It’s the start of flu season and we’ve got some bad news for those who don’t like needles. Health officials said over the past couple years the flu mist hasn’t worked and this winter it’s the flu shot that’s your best bet from getting sick. With a squirt in each nostril most people prefer the flu mist because it doesn’t hurt, but now doctors said it isn’t helping their health either.
"We're not sure how affective it ever was so I think it's a problem of developing antibodies in the nose which is not as easily done as if you give the injection,” said Dr. Arnold Leff, interim police officer for Santa Cruz County Health.
It’s the injection of the shot that most kids and even some adults can’t bare to see. The U.S. health officials said in recent years, a third of the kids that get the flu vaccine, chose the flu mist.
"I’m worried about that and I’m worried that since the flu mist is not available that people will in fact opt out of getting the flu shot, which is really a big mistake,” said Dr. Leff.
Health officials said flu injections are not 100 percent preventive, that’s why it’s important that everyone gets them to keep viruses from spreading, especially in schools.
"We have about three to five percent of students missing school on any given day of the school year particularly during the cold flu season. It’s really important if students aren't healthy they can't come to school and if they do come to school not feeling well it's hard to learn,” said Santa Cruz City Schools director, Eileen Brown.

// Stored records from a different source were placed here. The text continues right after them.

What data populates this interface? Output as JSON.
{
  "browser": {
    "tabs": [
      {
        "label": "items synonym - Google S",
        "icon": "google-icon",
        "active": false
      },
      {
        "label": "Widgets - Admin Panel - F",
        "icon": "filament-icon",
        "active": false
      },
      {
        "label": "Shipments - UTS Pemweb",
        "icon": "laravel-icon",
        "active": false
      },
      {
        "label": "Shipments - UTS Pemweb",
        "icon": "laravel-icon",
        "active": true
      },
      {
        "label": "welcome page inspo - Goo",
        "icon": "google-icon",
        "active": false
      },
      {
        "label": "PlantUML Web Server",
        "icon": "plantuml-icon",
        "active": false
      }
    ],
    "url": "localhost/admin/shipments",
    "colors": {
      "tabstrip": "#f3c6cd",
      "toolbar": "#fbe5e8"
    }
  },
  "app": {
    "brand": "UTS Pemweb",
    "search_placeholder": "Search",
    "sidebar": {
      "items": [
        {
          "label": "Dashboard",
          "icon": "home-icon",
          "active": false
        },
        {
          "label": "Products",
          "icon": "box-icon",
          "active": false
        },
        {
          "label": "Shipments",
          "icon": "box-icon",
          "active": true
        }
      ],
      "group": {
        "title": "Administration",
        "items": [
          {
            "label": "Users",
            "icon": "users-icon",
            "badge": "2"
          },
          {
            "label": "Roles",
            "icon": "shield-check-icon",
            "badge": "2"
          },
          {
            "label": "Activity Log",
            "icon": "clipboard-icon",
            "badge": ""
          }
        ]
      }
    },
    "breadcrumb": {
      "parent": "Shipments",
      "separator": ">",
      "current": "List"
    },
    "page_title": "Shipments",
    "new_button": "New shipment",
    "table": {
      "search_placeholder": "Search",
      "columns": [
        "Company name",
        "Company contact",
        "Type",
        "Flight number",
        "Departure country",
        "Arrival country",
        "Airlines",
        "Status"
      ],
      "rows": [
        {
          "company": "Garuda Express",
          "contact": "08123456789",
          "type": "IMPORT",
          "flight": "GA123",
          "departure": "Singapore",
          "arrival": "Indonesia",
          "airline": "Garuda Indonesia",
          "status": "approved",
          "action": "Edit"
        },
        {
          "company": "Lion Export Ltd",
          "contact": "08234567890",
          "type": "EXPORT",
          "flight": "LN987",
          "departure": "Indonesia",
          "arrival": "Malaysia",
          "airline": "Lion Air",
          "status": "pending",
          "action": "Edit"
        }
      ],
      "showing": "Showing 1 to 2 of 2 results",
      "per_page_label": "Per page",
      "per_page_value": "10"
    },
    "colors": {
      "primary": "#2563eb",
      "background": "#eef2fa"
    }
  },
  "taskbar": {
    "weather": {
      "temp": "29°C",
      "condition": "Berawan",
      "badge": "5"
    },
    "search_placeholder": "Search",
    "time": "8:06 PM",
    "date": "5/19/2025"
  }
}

Despite the flu mist problem, the CDC expects to have enough flu shots to meet the U.S. demand for $168 million doses. Flu season typically peaks in January but there’s no way to predict when it will start spreading, and it takes two weeks to kick in.
"It's time to get over any fear of needles as people grow older there's going to be injections that are going to be necessary and a flu shot is one of those necessary injections,” said Dr. Leff.